AuthorHellerstein, Judith

Americans' disenchantment with their country's trading arrangements has increased along with its trade deficit. Comments made by government officials attributing the deficit to unfair trading practices of other nations, especially Japan, are one example. Some officials have argued that trade deficits are a result of the United States's inability to compete in the global marketplace and have sought to correct the situation by restricting imports or by redirecting U.S. industrial and trade policies to promote the strategic position of U.S. firms in the international economy. But to understand how to reduce the trade deficit, one must first figure out why it exists.

In Savings and Investment in a Global Economy, Barry Bosworth analyzes the causes of the trade imbalances of the 1980s and argues that these imbalances are not the result of microeconomic factors (i.e., unfair trading practices) but rather of macroeconomic changes in savings and investment in the developed world. Through a highly detailed technical and statistical analysis of the economies of 15 industrialized countries, Bosworth demonstrates that changes in domestic savings and investment rates in these countries led to changes in interest rates, exchange rates and trade balances. He explores the reasons why savings and investment rates have declined and whether the recent volatility in exchange rates is cause for concern, or simply an integral part of international adjustment to differing savings and investment rates.

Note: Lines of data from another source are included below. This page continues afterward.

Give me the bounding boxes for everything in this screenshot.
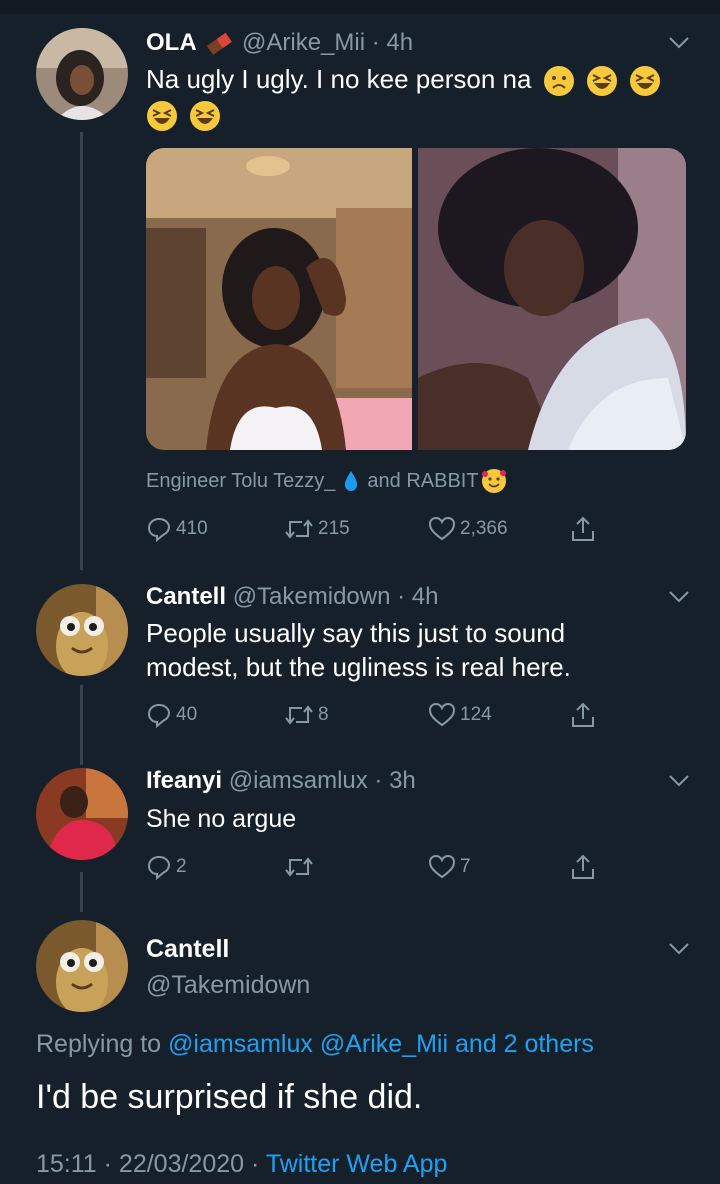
like-count: 7 <box>460 856 471 877</box>
retweet-button[interactable]: 8 <box>284 700 329 730</box>
replying-to: Replying to @iamsamlux @Arike_Mii and 2 … <box>36 1030 594 1059</box>
avatar[interactable] <box>36 584 128 676</box>
tweet-text: Na ugly I ugly. I no kee person na <box>146 62 686 132</box>
handle: @Takemidown <box>146 971 311 999</box>
display-name[interactable]: Ifeanyi <box>146 767 222 794</box>
frowning-face-icon <box>543 65 575 97</box>
tweet-photo-2[interactable] <box>418 148 686 450</box>
handle-time[interactable]: @Takemidown · 4h <box>233 583 439 610</box>
droplet-icon <box>343 470 359 492</box>
chocolate-bar-icon <box>205 32 235 56</box>
share-icon <box>572 516 594 541</box>
tweet-header: Cantell @Takemidown · 4h <box>146 582 438 612</box>
tweet-text-content: Na ugly I ugly. I no kee person na <box>146 64 532 94</box>
replying-prefix: Replying to <box>36 1030 162 1058</box>
tweet-text: She no argue <box>146 802 686 836</box>
tweet-text-line: modest, but the ugliness is real here. <box>146 652 571 682</box>
handle-time[interactable]: @Arike_Mii · 4h <box>242 29 413 56</box>
retweet-count: 8 <box>318 704 329 725</box>
tweet-meta: 15:11 · 22/03/2020 · Twitter Web App <box>36 1150 447 1179</box>
retweet-count: 215 <box>318 518 350 539</box>
reply-button[interactable]: 410 <box>146 514 208 544</box>
share-icon <box>572 702 594 727</box>
like-button[interactable]: 2,366 <box>428 514 508 544</box>
tagged-users[interactable]: Engineer Tolu Tezzy_ and RABBIT <box>146 468 507 494</box>
grinning-squinting-face-icon <box>629 65 661 97</box>
like-count: 124 <box>460 704 492 725</box>
display-name[interactable]: Cantell <box>146 583 226 610</box>
share-button[interactable] <box>570 852 600 882</box>
tweet-header: Ifeanyi @iamsamlux · 3h <box>146 766 416 796</box>
main-display-name[interactable]: Cantell <box>146 934 229 964</box>
tweet-text: People usually say this just to sound mo… <box>146 616 686 684</box>
replying-links[interactable]: @iamsamlux @Arike_Mii and 2 others <box>168 1030 594 1058</box>
tweet-ifeanyi-reply[interactable]: Ifeanyi @iamsamlux · 3h She no argue 2 7 <box>0 760 720 900</box>
display-name[interactable]: OLA <box>146 29 197 56</box>
grinning-squinting-face-icon <box>189 100 221 132</box>
chevron-down-icon[interactable] <box>668 590 690 604</box>
share-button[interactable] <box>570 514 600 544</box>
reply-count: 410 <box>176 518 208 539</box>
smiling-face-with-hearts-icon <box>481 468 507 494</box>
avatar[interactable] <box>36 28 128 120</box>
retweet-icon <box>285 857 313 877</box>
like-count: 2,366 <box>460 518 508 539</box>
tweet-actions: 2 7 <box>146 852 606 882</box>
heart-icon <box>428 854 456 879</box>
tweet-actions: 410 215 2,366 <box>146 514 606 544</box>
reply-count: 2 <box>176 856 187 877</box>
timestamp[interactable]: 15:11 · 22/03/2020 · <box>36 1150 259 1178</box>
avatar[interactable] <box>36 768 128 860</box>
tweet-text-content: She no argue <box>146 805 297 833</box>
photo-grid <box>146 148 686 450</box>
retweet-icon <box>285 519 313 539</box>
tweet-header: OLA @Arike_Mii · 4h <box>146 28 413 58</box>
reply-icon <box>147 517 171 542</box>
like-button[interactable]: 124 <box>428 700 492 730</box>
share-icon <box>572 854 594 879</box>
like-button[interactable]: 7 <box>428 852 471 882</box>
reply-button[interactable]: 2 <box>146 852 187 882</box>
reply-button[interactable]: 40 <box>146 700 197 730</box>
tweet-photo-1[interactable] <box>146 148 412 450</box>
tweet-actions: 40 8 124 <box>146 700 606 730</box>
main-tweet-text: I'd be surprised if she did. <box>36 1078 423 1116</box>
avatar[interactable] <box>36 920 128 1012</box>
reply-count: 40 <box>176 704 198 725</box>
source-link[interactable]: Twitter Web App <box>266 1150 448 1178</box>
retweet-icon <box>285 705 313 725</box>
chevron-down-icon[interactable] <box>668 774 690 788</box>
heart-icon <box>428 702 456 727</box>
tweet-ola[interactable]: OLA @Arike_Mii · 4h Na ugly I ugly. I no… <box>0 0 720 560</box>
heart-icon <box>428 516 456 541</box>
tagged-user-label: Engineer Tolu Tezzy_ <box>146 469 336 492</box>
main-handle[interactable]: @Takemidown <box>146 970 310 1000</box>
tagged-and-label: and RABBIT <box>367 469 479 492</box>
handle-time[interactable]: @iamsamlux · 3h <box>229 767 416 794</box>
display-name: Cantell <box>146 935 230 963</box>
reply-icon <box>147 855 171 880</box>
tweet-text-line: People usually say this just to sound <box>146 618 566 648</box>
tweet-cantell-reply[interactable]: Cantell @Takemidown · 4h People usually … <box>0 572 720 752</box>
grinning-squinting-face-icon <box>146 100 178 132</box>
grinning-squinting-face-icon <box>586 65 618 97</box>
reply-icon <box>147 703 171 728</box>
retweet-button[interactable]: 215 <box>284 514 350 544</box>
retweet-button[interactable] <box>284 852 318 882</box>
chevron-down-icon[interactable] <box>668 942 690 956</box>
share-button[interactable] <box>570 700 600 730</box>
chevron-down-icon[interactable] <box>668 36 690 50</box>
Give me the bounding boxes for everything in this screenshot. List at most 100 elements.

In Bosworth's view, the impact of foreign economic events on its own economic welfare has shown the United States that it can no longer formulate domestic economic policies without examining how these policies affect its relationships with other countries. Although the integration of the global economy has been a goal of American foreign policy, Americans have been slow to recognize the changes caused by this shift towards globalization. An economic policy that only includes trade in goods or services is no longer valid because it fails to include a linkage with financial markets. Domestic policy makers must consider the international economy: for example, exchange rates, current account balances, market capitalization and the movements of capital across borders. Moreover, past policies that had been successful in stabilizing jobs and incomes in a relatively closed economy often have drastically different results in an open global trading system.